Het woord “werkelijkheid” zou men eigenlijk feitelijk niet mogen gebruiken. De twee bijwoorden zeggen het al: er is een werkelijkheid die feit is en er is er één die de eigenheid weergeeft, die dus juister is dan de feiten, maar ze “is” er niet. In haar afwezigheid wordt ze de “mogelijkheid” of het “ideale”, wat zou mogen of moeten. Als wat “werkelijkheid” is geen feit is, dan wordt het ook vervangbaar door lovende synoniemen als: waarachtig, echt, oprecht, degelijk. De filosofen noemen haar “object”, namelijk wat men door waarneming kan kennen. Het tegengestelde noemen ze “subject”, het denkende ik.
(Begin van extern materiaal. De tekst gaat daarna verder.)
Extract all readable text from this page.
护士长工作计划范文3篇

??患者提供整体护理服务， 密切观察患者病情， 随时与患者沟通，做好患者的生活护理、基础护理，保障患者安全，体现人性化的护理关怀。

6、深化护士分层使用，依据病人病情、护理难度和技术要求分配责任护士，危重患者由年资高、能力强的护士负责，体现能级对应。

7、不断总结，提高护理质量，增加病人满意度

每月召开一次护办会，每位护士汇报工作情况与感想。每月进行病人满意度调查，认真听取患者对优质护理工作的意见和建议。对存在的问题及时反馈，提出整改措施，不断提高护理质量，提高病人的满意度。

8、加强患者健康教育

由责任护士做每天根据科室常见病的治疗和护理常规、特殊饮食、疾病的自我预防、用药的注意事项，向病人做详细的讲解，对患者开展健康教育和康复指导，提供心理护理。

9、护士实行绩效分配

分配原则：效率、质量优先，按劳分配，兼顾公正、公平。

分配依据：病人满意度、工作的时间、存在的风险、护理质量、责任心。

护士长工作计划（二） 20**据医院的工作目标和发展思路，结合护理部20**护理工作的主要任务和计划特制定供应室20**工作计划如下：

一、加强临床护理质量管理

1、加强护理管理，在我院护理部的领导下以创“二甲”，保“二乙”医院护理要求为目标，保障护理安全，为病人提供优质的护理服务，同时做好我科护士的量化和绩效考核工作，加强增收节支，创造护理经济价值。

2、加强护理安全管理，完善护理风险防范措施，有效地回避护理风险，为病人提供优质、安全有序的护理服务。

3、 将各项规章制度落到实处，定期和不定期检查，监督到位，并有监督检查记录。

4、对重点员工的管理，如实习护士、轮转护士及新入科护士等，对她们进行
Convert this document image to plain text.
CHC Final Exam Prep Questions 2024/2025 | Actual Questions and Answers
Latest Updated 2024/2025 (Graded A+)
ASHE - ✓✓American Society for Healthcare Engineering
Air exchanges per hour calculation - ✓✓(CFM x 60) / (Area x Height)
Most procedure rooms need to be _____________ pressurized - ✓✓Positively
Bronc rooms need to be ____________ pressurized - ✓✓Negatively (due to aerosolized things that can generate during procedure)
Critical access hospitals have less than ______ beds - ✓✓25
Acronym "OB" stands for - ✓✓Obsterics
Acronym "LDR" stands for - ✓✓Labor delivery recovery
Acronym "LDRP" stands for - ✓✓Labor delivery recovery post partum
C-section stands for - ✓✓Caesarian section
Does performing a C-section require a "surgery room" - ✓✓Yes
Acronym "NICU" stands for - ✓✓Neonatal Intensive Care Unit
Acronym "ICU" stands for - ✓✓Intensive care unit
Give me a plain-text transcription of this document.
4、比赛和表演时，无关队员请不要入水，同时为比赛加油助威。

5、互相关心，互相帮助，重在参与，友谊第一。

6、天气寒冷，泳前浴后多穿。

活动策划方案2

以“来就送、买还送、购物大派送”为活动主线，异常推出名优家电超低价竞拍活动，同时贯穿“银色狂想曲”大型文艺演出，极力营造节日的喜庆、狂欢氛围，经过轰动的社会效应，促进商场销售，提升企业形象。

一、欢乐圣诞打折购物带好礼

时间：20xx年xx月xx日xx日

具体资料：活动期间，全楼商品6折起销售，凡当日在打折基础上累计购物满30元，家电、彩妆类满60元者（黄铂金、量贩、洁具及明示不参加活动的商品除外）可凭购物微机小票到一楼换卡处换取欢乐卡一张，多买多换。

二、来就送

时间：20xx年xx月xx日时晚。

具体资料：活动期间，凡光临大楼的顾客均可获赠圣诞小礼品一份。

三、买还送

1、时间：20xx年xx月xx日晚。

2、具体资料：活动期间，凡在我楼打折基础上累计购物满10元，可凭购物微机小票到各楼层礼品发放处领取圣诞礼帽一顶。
Alles, in twee woorden gezegd, “ik en de rest”, meer is er niet. Het is het een of het ander. Na zowat vijfentwintig eeuwen hebben diezelfde filosofen ingezien dat Socrates mooi praten had met zijn “Ken U zelf!” Zelfkennis is een illusie gebleken. En de kennis van dat erbuiten dan? Dit om te stellen dat men het woord “werkelijkheid” beter niet gebruikt.
Toch is die realiteit voor zowel kunstenaars als voor wetenschappers en filosofen steeds weer het voorwerp van onderzoek. Uiteraard weerspiegelen die pogingen dezelfde problematiek als deze die ik zopas in een notendop verwoord heb. Kent de kunstenaar de werkelijkheid als hij haar perfect nabootst? Of is dit slechts schijn en moet men op zoek gaan naar een diepere werkelijkheid, naar de essentie van de dingen? Of bestaat er geen essentie en is de zichtbare oppervlakte dieper dan de vermeende onderliggende werkelijkheid? Hoe dan ook is het duidelijk dat deze problematiek zich toont in de kunst. Alle pogingen tot realisme bleken al vlug visies op de realiteit zelf te zijn.
1) P. Hulten, Les Réalismes 1919-1939, Paris, 1980.
2) W. Elias, Tekens aan de Wand, Antwerpen, 1988, pp. 100-112.